The authors investigated expression levels of CD133 as a CSC marker from ovarian cancer cell lines to induction of CSC-spheres. They showed CD133 increased the expressions of stem cell markers and promoted tumorigenesis in the NOD/SCID mice. And they point out that CD133 possesses the ability to maintain functional stemness and tumorigenesis of ovarian cancer stem cells.

The authors suggested that CD133 overexpression promote cell survival and cell cycle progression and may serve as a potential target for stem cell-targeted therapy of ovarian cancer. This article is interesting for gynecologists and pathologists.

Broad comments:

1. The manuscript should be arranged as Title page, Abstract, Keywords, Materials and Methods, Results, and Discussion.

Response: The sequence of the manuscript was prepared according to the standard format of IJMS which is Title page, Abstract, Keywords, Introduction, Results, Discussion, Materials and Methods, and References.

2. Each histotype (serous, mucinous, endometrioid, et al.) of ovarian cancer shows different molecular mechanisms of carcinogenesis. In this study, how did the authors to select four human OC cell lines. And SKOV3 cells derive from which hystotypes.

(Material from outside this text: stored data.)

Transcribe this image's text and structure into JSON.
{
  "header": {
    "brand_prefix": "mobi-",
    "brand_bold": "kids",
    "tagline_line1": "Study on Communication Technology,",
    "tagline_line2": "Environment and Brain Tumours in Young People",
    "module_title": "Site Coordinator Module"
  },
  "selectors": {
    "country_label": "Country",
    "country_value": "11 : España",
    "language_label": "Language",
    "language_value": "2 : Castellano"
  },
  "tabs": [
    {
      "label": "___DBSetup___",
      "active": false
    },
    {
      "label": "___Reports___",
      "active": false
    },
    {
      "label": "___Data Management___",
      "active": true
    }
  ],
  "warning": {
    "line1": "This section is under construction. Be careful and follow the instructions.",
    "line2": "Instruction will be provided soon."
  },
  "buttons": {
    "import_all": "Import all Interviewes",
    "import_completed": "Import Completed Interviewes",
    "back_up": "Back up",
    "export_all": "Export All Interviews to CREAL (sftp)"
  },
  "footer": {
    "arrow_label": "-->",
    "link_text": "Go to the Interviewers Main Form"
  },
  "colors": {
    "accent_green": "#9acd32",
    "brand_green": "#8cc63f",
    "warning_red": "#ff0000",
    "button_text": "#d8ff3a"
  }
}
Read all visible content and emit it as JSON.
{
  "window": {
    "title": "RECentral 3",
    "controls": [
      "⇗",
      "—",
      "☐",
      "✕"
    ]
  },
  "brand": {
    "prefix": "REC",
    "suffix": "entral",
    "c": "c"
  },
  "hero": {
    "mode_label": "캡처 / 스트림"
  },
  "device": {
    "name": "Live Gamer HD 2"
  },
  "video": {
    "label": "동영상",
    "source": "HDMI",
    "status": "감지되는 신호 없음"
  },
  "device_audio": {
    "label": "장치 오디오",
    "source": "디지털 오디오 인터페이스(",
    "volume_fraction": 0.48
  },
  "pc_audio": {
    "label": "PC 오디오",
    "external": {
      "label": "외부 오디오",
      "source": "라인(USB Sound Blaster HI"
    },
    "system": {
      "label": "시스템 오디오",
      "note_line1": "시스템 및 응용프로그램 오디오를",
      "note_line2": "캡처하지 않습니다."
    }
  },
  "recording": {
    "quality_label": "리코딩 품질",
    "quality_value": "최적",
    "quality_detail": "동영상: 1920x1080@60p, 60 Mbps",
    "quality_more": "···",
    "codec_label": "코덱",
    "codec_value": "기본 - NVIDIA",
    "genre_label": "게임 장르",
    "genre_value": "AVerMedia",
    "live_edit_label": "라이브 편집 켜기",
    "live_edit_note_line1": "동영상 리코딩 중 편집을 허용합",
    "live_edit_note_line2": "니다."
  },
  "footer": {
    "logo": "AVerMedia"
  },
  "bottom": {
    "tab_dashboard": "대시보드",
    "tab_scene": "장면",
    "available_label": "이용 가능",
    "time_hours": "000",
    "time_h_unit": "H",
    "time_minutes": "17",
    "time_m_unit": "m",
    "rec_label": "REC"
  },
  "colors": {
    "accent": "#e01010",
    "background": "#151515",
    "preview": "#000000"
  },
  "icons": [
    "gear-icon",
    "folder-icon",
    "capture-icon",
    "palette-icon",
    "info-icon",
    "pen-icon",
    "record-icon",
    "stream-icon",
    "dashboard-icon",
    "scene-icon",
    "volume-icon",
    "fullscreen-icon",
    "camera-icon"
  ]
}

Response: The four OC cell lines used in this study are IGROV1, SKOV3, HTB75 (also known as Caov3) and OVCAR3. We selected these four cell lines due to their similarity in growth rate and accessibility. IGROV1 and SKOV3 were used for further study because of their ability to form spheres whereas HTB75 and OVCAR3 did not form spheres well following sphere-forming assays. According to a histotype analysis of OC cell lines by genetic and immunohistochemical study, IGROV1 was classified as endometrioid type and was found to have mutations of TP53, PTEN, and ARID1A. SKOV3, bearing mutation of PTEN and ARID1A, was classified as atypical non-serous/clear/endometrioid type. Both OVCAR3 and HTB75 have mutation of TP53 and belong to high-grade serous carcinoma (Ref: PLOS ONE, 2013.8(9): e72162). We had added this information in the manuscript (section 4.1. Cell lines)

Specific comments:

1. 14, line 385: “formalin-fixed tumor samples” were taken from what tumor tissues? Detailed description is needed.

Response: The detailed description of the sentence on P.14 was revised as: “formalin-fixed xenograft SKOV3-P, SP-Mock, and SP-CD133 tumor samples”.

Round 2

Reviewer 2 Report

 I’m sorry for misunderstanding. The sequence of the manuscript was prepared according to the standard format of IJMS.

 The manuscript has been significantly improved.